Die Sehnsucht nach frischem Gras – Rising Hope

Den Kurzfilm Rising Hope, der erstmals auf der Berlinale im letzten Jahr gezeigt wurde und seither einige Preise gewonnen hat, hab ich mir mehrmals angeschaut und finde ihn jedesmal wunderschön. In wenigen Minuten kommt man an einem ganzen Spektrum von Emotionen vorüber, von Sehnsucht über Einsamkeit und Verlassensein, Freundschaft, Lachen und Traurigkeit bis hin zur Reisekrankheit beim Rückwärtsfahren – dieses Pferd mit den Spiegeleieraugen ist einfach ein Sympathieträger. Todkomisch ist sind auch die Szenen mit dem Windhund: genauso würden solche Tiere wohl motoradfahren, wenn sie es könnten.

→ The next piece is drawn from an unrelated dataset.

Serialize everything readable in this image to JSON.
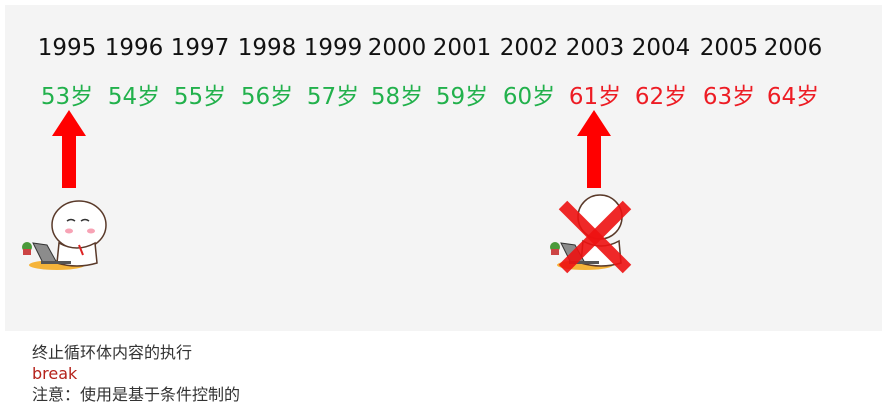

Zum Schluß bleibt eine leise Traurigkeit, daß das Ende im Grunde wohl eine Unmöglichkeit darstellt, nicht nur, weil Pferde nicht motorradfahren können. Mit Windhunden, die nicht mehr die gewünschte „Leistung“ bringen, wird teilweise unsäglich umgegangen, wie es mit Rennpferden ist, vermag ich nicht genau zu sagen, vielleicht nicht viel besser. Ich hab mich erstmal gefragt, ob es solche Flachbildschirme in Pferdetransportern tatsächlich wirklich gibt? Trotzdem zeigt der Film die Erfüllung einer Sehnsucht auch in uns selbst: hier reitet nicht der Cowboy in den Sonnenuntergang, sondern das Pferd biegt von der Autobahn ab und wird eins mit seinem Traum – und der ist nicht der Siegerkranz, sondern die Sehnsucht nach Stille, einer sanften Brise, die durchs Haar streicht, und grünem Gras.